Part of Current Health’s focus is going beyond acute care to chronic disease management at home, and post-acute transitional care.

“Health systems don’t want niche solutions for individual populations,” McGhee says. “They want one solution that can support them across the enterprise."

"Patients don't just live in these silos,” he says. “We want to follow them when they go from hospital at home to chronic care, and back to hospital at home, and give the consumer one integrated experience, not a bunch of fragmented experiences, but one experience that follows them through their journey.”

Proponents have pointed to encouraging studies showing good outcomes for patients in hospital-at-home programs, including reduced readmissions.

Nonetheless, some healthcare leaders have been reluctant to invest in hospital-at-home programs and other technology initiatives based in the home. While many healthcare leaders see the potential of such initiatives to improve patient care, many don’t identify expanding offerings to the home as a top priority, according to a recent survey of healthcare executives by Sage Growth Partners.
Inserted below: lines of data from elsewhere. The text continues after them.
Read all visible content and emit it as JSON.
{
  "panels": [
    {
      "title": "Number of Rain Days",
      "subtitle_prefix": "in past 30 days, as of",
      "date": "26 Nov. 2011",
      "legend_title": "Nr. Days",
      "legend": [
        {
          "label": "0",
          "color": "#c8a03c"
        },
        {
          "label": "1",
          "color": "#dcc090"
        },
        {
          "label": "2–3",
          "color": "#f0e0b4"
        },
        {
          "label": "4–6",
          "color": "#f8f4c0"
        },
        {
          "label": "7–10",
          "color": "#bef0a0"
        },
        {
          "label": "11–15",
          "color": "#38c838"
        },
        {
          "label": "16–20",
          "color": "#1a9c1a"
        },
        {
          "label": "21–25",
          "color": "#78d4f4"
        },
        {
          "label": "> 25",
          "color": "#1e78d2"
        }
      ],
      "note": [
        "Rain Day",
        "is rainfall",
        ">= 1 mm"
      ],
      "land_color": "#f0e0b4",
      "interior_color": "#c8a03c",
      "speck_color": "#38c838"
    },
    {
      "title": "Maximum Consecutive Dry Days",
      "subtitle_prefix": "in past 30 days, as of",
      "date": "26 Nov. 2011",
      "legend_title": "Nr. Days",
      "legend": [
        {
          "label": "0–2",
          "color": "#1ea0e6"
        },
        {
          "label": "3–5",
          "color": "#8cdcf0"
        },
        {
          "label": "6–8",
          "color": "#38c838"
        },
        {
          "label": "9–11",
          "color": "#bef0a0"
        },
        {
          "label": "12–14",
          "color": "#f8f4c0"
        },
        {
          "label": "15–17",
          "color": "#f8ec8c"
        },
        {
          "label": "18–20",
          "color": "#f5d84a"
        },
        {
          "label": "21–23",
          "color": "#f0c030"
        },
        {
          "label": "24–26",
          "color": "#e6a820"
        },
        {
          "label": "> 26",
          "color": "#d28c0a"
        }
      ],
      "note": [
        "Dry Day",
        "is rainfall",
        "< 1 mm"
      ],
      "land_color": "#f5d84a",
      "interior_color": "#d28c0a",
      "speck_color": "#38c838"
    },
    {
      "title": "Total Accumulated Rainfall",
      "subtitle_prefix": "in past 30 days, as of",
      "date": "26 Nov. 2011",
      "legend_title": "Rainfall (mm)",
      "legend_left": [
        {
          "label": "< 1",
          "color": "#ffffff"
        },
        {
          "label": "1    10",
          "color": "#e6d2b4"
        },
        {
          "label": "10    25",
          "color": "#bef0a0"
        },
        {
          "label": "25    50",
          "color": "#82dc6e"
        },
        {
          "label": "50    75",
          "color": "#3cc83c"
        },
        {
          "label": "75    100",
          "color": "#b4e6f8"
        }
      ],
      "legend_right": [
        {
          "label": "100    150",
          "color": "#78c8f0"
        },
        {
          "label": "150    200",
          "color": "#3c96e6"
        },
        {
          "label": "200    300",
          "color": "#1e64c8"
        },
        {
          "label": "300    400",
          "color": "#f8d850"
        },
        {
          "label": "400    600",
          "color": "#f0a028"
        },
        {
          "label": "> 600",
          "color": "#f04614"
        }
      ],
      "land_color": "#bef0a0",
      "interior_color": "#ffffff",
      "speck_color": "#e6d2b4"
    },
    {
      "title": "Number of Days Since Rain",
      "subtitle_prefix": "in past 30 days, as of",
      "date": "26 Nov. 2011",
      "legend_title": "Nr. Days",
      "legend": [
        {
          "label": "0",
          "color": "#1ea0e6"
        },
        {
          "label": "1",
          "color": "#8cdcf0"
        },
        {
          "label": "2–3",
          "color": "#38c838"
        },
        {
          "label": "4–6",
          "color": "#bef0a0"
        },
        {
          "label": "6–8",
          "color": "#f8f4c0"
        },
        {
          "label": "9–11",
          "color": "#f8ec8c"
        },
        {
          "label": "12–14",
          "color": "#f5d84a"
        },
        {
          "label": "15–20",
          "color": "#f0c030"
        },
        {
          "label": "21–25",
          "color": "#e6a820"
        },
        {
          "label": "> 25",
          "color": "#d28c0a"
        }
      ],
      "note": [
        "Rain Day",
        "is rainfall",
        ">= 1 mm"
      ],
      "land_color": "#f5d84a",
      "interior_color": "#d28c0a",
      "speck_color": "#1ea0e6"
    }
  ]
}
Some are also waiting for more assurance about long-term federal reimbursements.

Still, patients are indicating they want more care options at home, and healthcare leaders should consider patient preferences, McGhee says.

“In the future, consumers are going to select their providers based on who offers these services and who doesn’t,” McGhee says. “You have to do it now, because otherwise, you’re going to be five years behind.”

Making programs work

While there are technology demands in implementing hospital-at-home programs, they aren’t the most formidable challenge, McGhee says.
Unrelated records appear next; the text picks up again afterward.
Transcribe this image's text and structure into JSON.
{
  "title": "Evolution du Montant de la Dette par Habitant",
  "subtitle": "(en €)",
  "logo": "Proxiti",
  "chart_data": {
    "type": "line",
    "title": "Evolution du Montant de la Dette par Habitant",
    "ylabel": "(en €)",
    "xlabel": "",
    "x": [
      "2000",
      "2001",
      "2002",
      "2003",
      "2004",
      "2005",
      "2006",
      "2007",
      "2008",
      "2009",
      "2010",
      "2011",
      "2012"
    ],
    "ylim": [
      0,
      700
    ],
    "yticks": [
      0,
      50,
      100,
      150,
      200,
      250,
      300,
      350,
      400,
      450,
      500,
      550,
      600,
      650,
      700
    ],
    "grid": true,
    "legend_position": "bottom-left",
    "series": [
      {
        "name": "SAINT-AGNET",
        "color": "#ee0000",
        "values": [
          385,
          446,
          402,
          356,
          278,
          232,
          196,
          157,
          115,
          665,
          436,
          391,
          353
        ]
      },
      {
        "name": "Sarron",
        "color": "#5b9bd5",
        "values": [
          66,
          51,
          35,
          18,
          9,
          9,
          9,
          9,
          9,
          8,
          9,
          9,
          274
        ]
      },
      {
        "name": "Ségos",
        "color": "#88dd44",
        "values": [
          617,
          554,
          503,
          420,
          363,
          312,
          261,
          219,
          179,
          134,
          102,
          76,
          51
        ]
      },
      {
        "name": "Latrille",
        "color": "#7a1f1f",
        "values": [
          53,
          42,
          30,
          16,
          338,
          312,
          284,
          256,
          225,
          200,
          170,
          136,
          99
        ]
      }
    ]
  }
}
“I say this as a technology leader, the technology is not the most important part of this,” McGhee says. “It’s making sure you have broad buy-in across the organization.”

Hospital executives need to make sure home hospital programs are a key priority and not just a side project, he says.
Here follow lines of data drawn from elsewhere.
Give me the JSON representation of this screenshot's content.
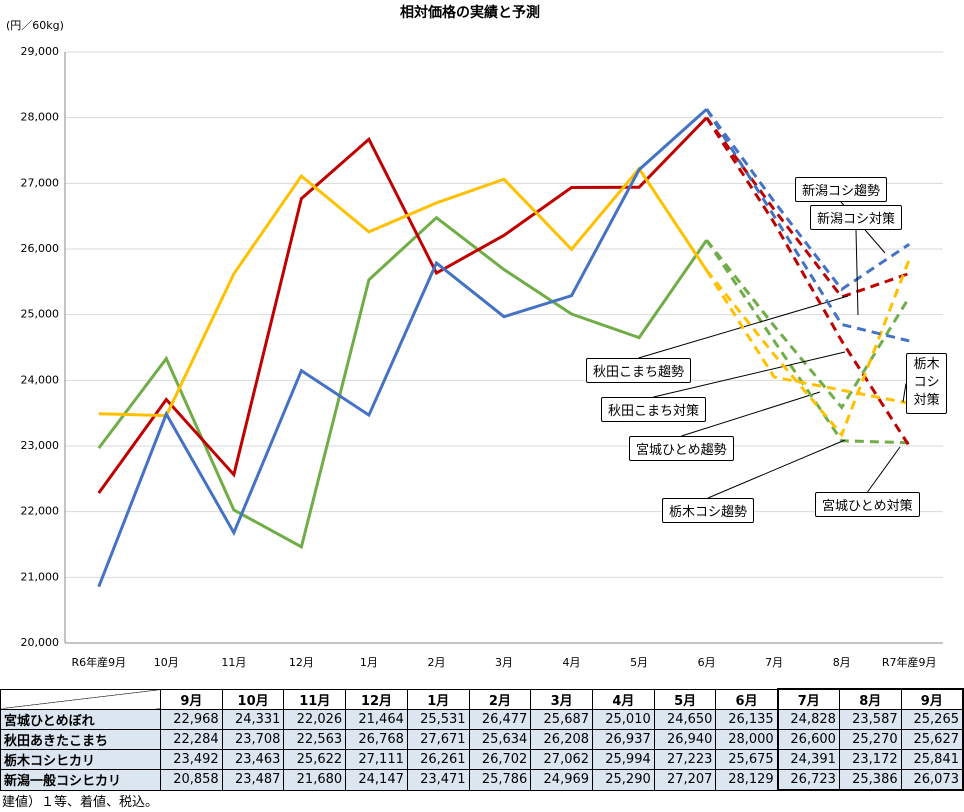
{
  "chart_data": {
    "type": "line",
    "title": "相対価格の実績と予測",
    "y_label": "(円／60kg)",
    "categories": [
      "R6年産9月",
      "10月",
      "11月",
      "12月",
      "1月",
      "2月",
      "3月",
      "4月",
      "5月",
      "6月",
      "7月",
      "8月",
      "R7年産9月"
    ],
    "ylim": [
      20000,
      29000
    ],
    "yticks": [
      {
        "value": 20000,
        "label": "20,000"
      },
      {
        "value": 21000,
        "label": "21,000"
      },
      {
        "value": 22000,
        "label": "22,000"
      },
      {
        "value": 23000,
        "label": "23,000"
      },
      {
        "value": 24000,
        "label": "24,000"
      },
      {
        "value": 25000,
        "label": "25,000"
      },
      {
        "value": 26000,
        "label": "26,000"
      },
      {
        "value": 27000,
        "label": "27,000"
      },
      {
        "value": 28000,
        "label": "28,000"
      },
      {
        "value": 29000,
        "label": "29,000"
      }
    ],
    "grid": true,
    "series": [
      {
        "color": "#70ad47",
        "values": [
          22968,
          24331,
          22026,
          21464,
          25531,
          26477,
          25687,
          25010,
          24650,
          26135,
          null,
          null,
          null
        ],
        "forecasts": [
          {
            "name": "宮城ひとめ趨勢",
            "values": [
              null,
              null,
              null,
              null,
              null,
              null,
              null,
              null,
              null,
              null,
              24828,
              23587,
              25265
            ]
          },
          {
            "name": "宮城ひとめ対策",
            "values": [
              null,
              null,
              null,
              null,
              null,
              null,
              null,
              null,
              null,
              null,
              24600,
              23080,
              23050
            ]
          }
        ]
      },
      {
        "color": "#c00000",
        "values": [
          22284,
          23708,
          22563,
          26768,
          27671,
          25634,
          26208,
          26937,
          26940,
          28000,
          null,
          null,
          null
        ],
        "forecasts": [
          {
            "name": "秋田こまち趨勢",
            "values": [
              null,
              null,
              null,
              null,
              null,
              null,
              null,
              null,
              null,
              null,
              26600,
              25270,
              25627
            ]
          },
          {
            "name": "秋田こまち対策",
            "values": [
              null,
              null,
              null,
              null,
              null,
              null,
              null,
              null,
              null,
              null,
              26400,
              24600,
              23000
            ]
          }
        ]
      },
      {
        "color": "#ffc000",
        "values": [
          23492,
          23463,
          25622,
          27111,
          26261,
          26702,
          27062,
          25994,
          27223,
          25675,
          null,
          null,
          null
        ],
        "forecasts": [
          {
            "name": "栃木コシ趨勢",
            "values": [
              null,
              null,
              null,
              null,
              null,
              null,
              null,
              null,
              null,
              null,
              24391,
              23172,
              25841
            ]
          },
          {
            "name": "栃木コシ対策",
            "values": [
              null,
              null,
              null,
              null,
              null,
              null,
              null,
              null,
              null,
              null,
              24050,
              23850,
              23650
            ]
          }
        ]
      },
      {
        "color": "#4472c4",
        "values": [
          20858,
          23487,
          21680,
          24147,
          23471,
          25786,
          24969,
          25290,
          27207,
          28129,
          null,
          null,
          null
        ],
        "forecasts": [
          {
            "name": "新潟コシ趨勢",
            "values": [
              null,
              null,
              null,
              null,
              null,
              null,
              null,
              null,
              null,
              null,
              26723,
              25386,
              26073
            ]
          },
          {
            "name": "新潟コシ対策",
            "values": [
              null,
              null,
              null,
              null,
              null,
              null,
              null,
              null,
              null,
              null,
              26500,
              24850,
              24600
            ]
          }
        ]
      }
    ]
  },
  "table": {
    "header": [
      "9月",
      "10月",
      "11月",
      "12月",
      "1月",
      "2月",
      "3月",
      "4月",
      "5月",
      "6月",
      "7月",
      "8月",
      "9月"
    ],
    "rows": [
      {
        "label": "宮城ひとめぼれ",
        "cells": [
          "22,968",
          "24,331",
          "22,026",
          "21,464",
          "25,531",
          "26,477",
          "25,687",
          "25,010",
          "24,650",
          "26,135",
          "24,828",
          "23,587",
          "25,265"
        ]
      },
      {
        "label": "秋田あきたこまち",
        "cells": [
          "22,284",
          "23,708",
          "22,563",
          "26,768",
          "27,671",
          "25,634",
          "26,208",
          "26,937",
          "26,940",
          "28,000",
          "26,600",
          "25,270",
          "25,627"
        ]
      },
      {
        "label": "栃木コシヒカリ",
        "cells": [
          "23,492",
          "23,463",
          "25,622",
          "27,111",
          "26,261",
          "26,702",
          "27,062",
          "25,994",
          "27,223",
          "25,675",
          "24,391",
          "23,172",
          "25,841"
        ]
      },
      {
        "label": "新潟一般コシヒカリ",
        "cells": [
          "20,858",
          "23,487",
          "21,680",
          "24,147",
          "23,471",
          "25,786",
          "24,969",
          "25,290",
          "27,207",
          "28,129",
          "26,723",
          "25,386",
          "26,073"
        ]
      }
    ],
    "note": "建値）１等、着値、税込。"
  }
}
“It needs CEO-driven buy-in,” McGhee says. “It needs clinical leaders, it needs nursing leaders, it needs IT leaders and they all have to be bought into it together.”

Hospitals have to establish clinical workflows and select the right patients. Some patients may be too ill and need to be inside the hospital.

The most successful home hospital programs also have strong leadership from nurses, McGhee says.

“They are playing a really significant role in running the programs at the management level, helping identify patients … and spending a lot of time in the home with those patients,” he says.

Nurses who participate in home hospital programs have reported greater job satisfaction, which McGhee calls a welcome surprise.

“They’re actually able to go in and deliver care in the way that they can,” he says. “If they have eight patients on a floor, and they’re getting paged every two minutes, and they’re being called away, they can’t spend significant time with that patient.”

McGhee says the programs won’t lead to nurses being replaced, saying they are critical to making hospital-at-home work.

“These programs are only successful with amazing nursing and medical teams,” he says.

“We have to kill the phrase ‘virtual care’,” he says. “It’s not virtual, it’s still physical care. And we need nurses to go into the home and deliver care. It’s not ever about replacing the staff.”

Ultimately, McGhee says Current Health’s success will be built on showing health systems the clinical and economic case for hospital-at-home programs and their success in patient care and satisfaction.

But he says the other key ingredient comes in satisfying a constituency that is often overlooked: the providers.

“The experience for them has to be amazing,” McGhee says. “It has to be easier for them to do this than put a patient on the floor, or they won’t do it.

“We have to make the provider and the clinician experience incredible, and I don’t think there’s been enough focus on that last part,” he adds. “They’re kind of left out, and I think that’s a mistake.”